Because of prior commitments by all and the unforeseen, ungodly heat, we decided to make that our day’s work. Our local Lowes hadn’t had enough rolls but said the store closer to Joe’s parents had more than a hundred. Lucky thing we went there, because it was on closeout and we got it for a little over $15 roll. I didn’t even need a coupon.
The only problem was transporting it. We just barely fit the 19 rolls into Joe’s Blazer and my Toyota, and then, when it was all crammed in there for the 20-minute ride to the house, we discovered a horrible truth: It stunk. Literally.
As soon as we pulled into the drive, Joe asked me, “Does this smell like cat piss to you?” I had noticed a faint odor in the car, enough for me to crank the window, but when I sniffed one of his rolls I recoiled. It was a match for Boo’s litterbox. But damned if I was going to return it now. We stacked the rolls in the living room, in the space recently vacated by the last of our drywall.
Later, researching it, I read that this smell can happen when there’s too much of a certain chemical in the binder. Supposedly, it dissipates over time. I sure hope so. Or maybe I just invest in a dozen bottles of Febreeze?
When we pulled up to the house at the very contractorly time of 11 a.m., there was a red pickup truck parked out front. My heart leapt—Roy was here.
We hadn’t communicated with our contractor in months, but on Monday, I made the call. He was going to meet us Thursday night, but had to cancel at the last minute (Roy is one of the good ones, and it still takes at least two tries to set up a meeting).
We walked him through our progress and discussed the bathroom work, which he said he could get to in about two weeks. Two weeks! My excitement is barely containable. And it’s nice to be excited again, because finishing the electric was so anti-climactic. It always seems like there is just one more thing, and then one more, but none of it ever adds up to progress.

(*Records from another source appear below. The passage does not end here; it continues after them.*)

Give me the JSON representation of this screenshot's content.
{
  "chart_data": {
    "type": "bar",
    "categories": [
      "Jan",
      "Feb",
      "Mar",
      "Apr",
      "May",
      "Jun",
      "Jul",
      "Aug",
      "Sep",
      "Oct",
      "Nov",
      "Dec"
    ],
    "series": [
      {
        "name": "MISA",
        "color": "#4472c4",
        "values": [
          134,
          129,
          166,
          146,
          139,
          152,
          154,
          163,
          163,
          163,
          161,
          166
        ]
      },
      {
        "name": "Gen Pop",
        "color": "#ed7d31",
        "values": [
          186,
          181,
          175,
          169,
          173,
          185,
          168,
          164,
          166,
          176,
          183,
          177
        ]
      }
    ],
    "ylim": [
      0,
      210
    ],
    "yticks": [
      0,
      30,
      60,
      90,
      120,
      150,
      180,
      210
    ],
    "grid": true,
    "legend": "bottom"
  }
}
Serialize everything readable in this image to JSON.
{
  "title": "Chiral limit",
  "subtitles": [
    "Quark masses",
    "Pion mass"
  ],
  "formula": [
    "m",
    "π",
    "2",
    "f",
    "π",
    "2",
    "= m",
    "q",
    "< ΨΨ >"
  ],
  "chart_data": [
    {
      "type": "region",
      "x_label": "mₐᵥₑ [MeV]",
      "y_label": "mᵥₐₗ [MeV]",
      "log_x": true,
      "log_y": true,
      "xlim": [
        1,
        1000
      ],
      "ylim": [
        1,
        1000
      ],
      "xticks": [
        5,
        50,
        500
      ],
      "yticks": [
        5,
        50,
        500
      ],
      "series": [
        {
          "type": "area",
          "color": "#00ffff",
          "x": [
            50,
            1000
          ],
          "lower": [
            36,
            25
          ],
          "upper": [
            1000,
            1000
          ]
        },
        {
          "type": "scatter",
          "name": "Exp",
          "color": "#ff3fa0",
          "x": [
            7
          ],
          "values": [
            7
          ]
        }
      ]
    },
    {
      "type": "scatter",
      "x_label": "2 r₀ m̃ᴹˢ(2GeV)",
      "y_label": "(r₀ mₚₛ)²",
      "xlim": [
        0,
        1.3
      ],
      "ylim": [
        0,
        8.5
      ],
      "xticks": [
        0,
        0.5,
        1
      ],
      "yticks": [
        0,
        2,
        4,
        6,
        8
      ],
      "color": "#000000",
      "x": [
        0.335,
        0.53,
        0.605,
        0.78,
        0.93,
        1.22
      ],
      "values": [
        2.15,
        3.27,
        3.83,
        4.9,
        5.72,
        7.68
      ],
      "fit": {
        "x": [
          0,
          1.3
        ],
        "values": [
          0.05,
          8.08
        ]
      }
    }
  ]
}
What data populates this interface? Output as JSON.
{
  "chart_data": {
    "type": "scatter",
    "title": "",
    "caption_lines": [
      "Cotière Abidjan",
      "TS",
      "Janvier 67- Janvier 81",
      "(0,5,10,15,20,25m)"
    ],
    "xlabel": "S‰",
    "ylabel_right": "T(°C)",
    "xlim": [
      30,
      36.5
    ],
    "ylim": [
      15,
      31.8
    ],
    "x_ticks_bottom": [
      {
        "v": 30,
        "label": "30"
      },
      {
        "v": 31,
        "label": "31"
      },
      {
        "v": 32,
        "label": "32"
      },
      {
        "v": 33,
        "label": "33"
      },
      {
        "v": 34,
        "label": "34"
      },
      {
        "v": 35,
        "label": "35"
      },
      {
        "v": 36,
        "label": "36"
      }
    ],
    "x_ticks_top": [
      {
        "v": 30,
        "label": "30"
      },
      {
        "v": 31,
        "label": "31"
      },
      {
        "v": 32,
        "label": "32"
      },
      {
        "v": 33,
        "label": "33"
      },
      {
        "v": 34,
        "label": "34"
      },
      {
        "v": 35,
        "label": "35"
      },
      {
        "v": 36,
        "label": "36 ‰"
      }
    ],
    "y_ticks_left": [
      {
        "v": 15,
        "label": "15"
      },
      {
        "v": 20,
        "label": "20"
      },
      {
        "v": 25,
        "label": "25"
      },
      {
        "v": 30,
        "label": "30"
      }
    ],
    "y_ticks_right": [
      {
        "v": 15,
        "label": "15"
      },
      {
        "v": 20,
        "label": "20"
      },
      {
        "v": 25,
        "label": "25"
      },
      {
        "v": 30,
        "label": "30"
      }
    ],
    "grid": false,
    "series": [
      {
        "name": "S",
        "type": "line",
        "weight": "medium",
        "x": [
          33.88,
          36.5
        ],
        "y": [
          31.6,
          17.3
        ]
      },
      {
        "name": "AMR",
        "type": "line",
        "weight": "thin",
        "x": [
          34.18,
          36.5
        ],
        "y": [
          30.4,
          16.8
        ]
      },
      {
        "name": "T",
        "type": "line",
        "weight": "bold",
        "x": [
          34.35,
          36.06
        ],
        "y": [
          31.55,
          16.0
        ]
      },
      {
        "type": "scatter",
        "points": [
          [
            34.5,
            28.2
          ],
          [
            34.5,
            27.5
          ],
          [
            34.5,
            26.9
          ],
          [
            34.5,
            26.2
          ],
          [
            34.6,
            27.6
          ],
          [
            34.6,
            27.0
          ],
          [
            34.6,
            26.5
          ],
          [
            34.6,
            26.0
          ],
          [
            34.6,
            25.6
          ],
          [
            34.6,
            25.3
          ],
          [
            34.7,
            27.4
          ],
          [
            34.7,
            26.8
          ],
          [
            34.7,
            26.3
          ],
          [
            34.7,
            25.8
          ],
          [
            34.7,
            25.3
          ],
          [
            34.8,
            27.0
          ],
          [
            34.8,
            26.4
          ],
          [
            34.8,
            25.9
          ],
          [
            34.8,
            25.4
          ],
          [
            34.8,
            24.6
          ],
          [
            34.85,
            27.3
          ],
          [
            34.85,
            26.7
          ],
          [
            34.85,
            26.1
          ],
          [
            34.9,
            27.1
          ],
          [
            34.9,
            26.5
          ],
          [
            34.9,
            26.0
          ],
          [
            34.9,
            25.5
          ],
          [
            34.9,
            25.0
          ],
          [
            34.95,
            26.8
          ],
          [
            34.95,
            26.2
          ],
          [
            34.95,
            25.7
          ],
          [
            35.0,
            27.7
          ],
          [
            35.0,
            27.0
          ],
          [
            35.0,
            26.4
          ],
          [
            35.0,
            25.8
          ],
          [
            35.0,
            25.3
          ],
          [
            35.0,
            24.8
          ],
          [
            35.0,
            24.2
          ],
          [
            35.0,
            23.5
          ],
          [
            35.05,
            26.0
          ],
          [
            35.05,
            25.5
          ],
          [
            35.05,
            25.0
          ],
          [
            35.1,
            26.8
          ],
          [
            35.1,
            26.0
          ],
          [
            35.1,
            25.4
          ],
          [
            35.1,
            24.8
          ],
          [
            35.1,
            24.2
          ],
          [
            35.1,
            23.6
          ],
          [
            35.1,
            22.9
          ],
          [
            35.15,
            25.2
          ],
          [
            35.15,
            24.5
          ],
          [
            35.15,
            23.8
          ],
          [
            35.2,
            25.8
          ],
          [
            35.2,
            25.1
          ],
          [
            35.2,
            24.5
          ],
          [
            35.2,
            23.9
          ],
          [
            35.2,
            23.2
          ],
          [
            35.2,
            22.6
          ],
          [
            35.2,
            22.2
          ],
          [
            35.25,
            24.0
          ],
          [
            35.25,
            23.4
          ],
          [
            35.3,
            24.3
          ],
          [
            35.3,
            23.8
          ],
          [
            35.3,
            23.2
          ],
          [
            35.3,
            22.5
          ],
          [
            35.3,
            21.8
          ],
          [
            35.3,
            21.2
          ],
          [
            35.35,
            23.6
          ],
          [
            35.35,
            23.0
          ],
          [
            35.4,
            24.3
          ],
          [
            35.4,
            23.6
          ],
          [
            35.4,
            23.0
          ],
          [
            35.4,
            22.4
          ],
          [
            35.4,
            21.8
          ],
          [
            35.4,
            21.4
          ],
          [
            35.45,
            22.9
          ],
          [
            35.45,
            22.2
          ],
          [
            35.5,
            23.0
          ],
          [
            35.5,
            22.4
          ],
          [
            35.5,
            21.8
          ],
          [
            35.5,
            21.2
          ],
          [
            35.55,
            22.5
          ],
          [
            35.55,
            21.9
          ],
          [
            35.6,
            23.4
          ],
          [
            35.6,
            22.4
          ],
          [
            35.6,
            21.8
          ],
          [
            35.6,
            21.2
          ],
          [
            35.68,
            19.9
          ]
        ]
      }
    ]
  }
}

Although we did put the final pieces of drywall in the hall, so I can’t say no progress. But we are what, six months without a toilet that doesn’t wobble when you sit on it?
During Roy’s visit, the subject of Phase II was broached quite often, and I am frankly terrified of it. At a minimum, that’s a total kitchen re-do, and replacing the entire ceiling in the living room. I need a long break before I—and my bank account—are up to that.